Há uma tendência para fazer demasiadas atribuições e fazer de Putin um verdadeiro super-homem. Temos uma visão clara, mais uma vez trabalhando em conjunto com as 27 comunidades, do que a Rússia está a fazer e como o faz. Por isso é bom sermos claros e não tentarmos encontrar a Rússia atrás de cada pedra. Putin iria adorar. Teria de utilizar muito poucos recursos e usar apenas as redes sociais para mostrar a sua força.

É bom sermos claros e não tentarmos encontrar a Rússia atrás de cada pedra. Putin iria adorar. Teria de utilizar muito poucos recursos e usar apenas as redes sociais para mostrar a sua força
Daniel Markic
Diretor do EU INTCEN

Reparei que não mencionou o terrorismo como uma ameaça.

Por causa desta crise aguda não falamos de terrorismo, mas a luta contra o terrorismo é uma das principais tarefas dos serviços de segurança. Continua a ser sempre uma prioridade, mas algumas crises são agora mais visíveis.

Mas acredita que grupos como o Estado Islâmico ou a Al Qaeda ainda têm alguma influência nos corações e mentes de algumas pessoas na nossa comunidade?

Definitivamente. E nesse sentido, quando essas questões estão menos nos media, talvez haja menos jovens tentados a seguir os os desses movimentos. Mas existe e posso dizer-lhe que os serviços de informações na UE estão ativos nesse tópico.

Daniel Markic, diretor do EU INTCEN
Daniel Markic, diretor do EU INTCENBruno Gonçalves/Nacer do Sol

Como vê a possibilidade do regresso à Europa dos combatentes terroristas estrangeiros e das suas famílias que anda estão em campos e prisões na Síria e Iraque?

É uma questão muito importante. Resta saber o que os EUA vão fazer na Síria, o que é que vai acontecer com as prisões.

Porque ainda há milhares de pessoas na Síria.

Exatamente. O que é que a Turquia vai fazer. Há muitas dúvidas, mas estamos todos a trabalhar nisso.

Deve haver uma posição comum entre os Estados-membros?

Acho que temos todos uma posição muito semelhante.

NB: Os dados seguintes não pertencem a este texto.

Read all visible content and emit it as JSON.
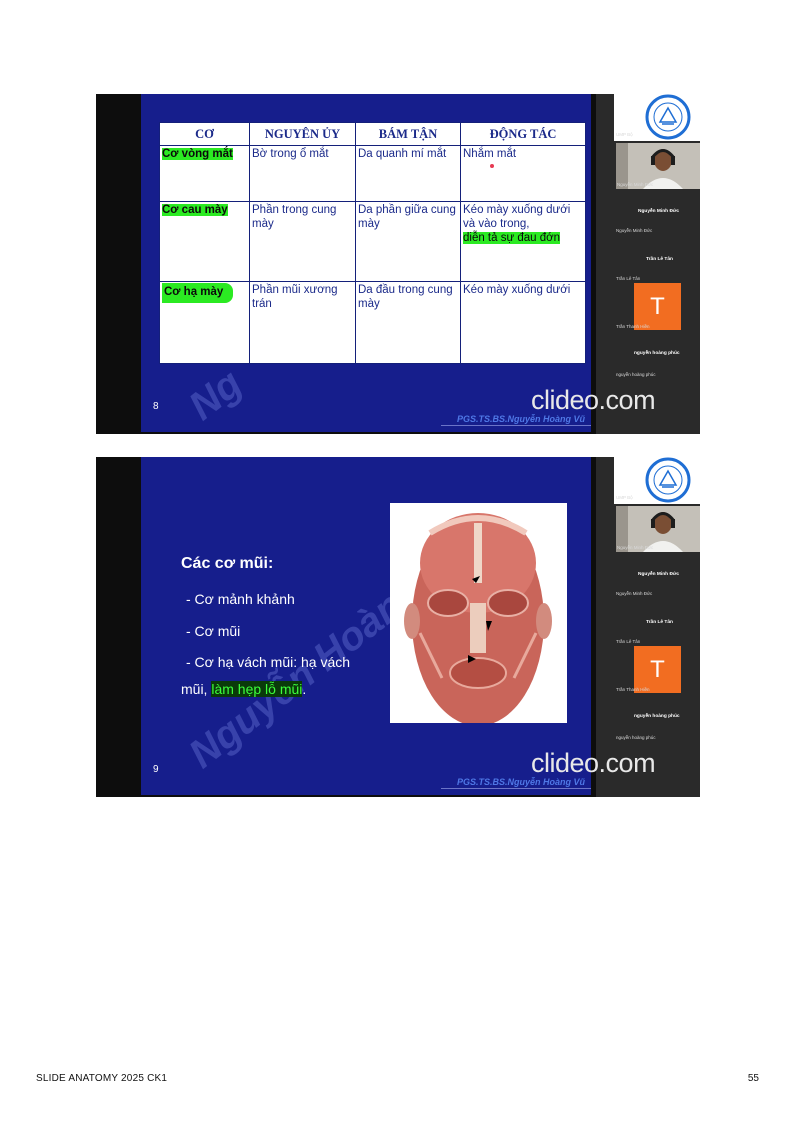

Há países que já repatriaram pessoas. Outros, como Portugal, não.

Sim, mas a diferença de números entre países pode ser enorme. Há países muito mais preocupados. Não só por causa do número de combatentes mas também das mulheres e crianças.

Se continuarem nos campos, essas crianças podem ser a próxima geração de terroristas?

Definitivamente. Diria só isso porque não gostaria de dar um ponto de vista político. Mas em termos de segurança, o que lhes pode acontecer é uma grande questão. Não só se ficarem mas mesmo se voltarem à Europa.

Uma última questão. Nesse grupo de 27 países, qual é para si o papel dos serviços portugueses?

Como diretor de um serviço nacional tinha relações muito estreitas com os diretores dos serviços portugueses. E estou muito grato ao meu antecessor na direção do INTCEN José Casimiro Morgado. Conhecemo-nos há muito tempo. Tudo o que faço agora é baseado no trabalho dele e estou muito grato por poder suceder-lhe. Sobre Portugal, falei ontem com o secretário-Geral do Sistema de Informações [Vítor Sereno] e com os dois diretores [Adélio Neiva da Cruz e Pedro Marinho da Costa]. Portugal, quando olhamos para algumas das potências da UE, é um país relativamente pequeno, com serviços relativamente pequenos, mas que são incrivelmente eficientes. E o alcance quase global é para mim absolutamente fascinante. A comunidade portuguesa dos serviços secretos pode dar muito e está a dar muito pela segurança europeia.

Por causa da língua?

Por causa da sua capacidade. Obviamente a língua, a história e os laços económicos têm influência mas o facto é que os serviços estão a ter resultados. Têm, na minha entidade, um papel muito importante.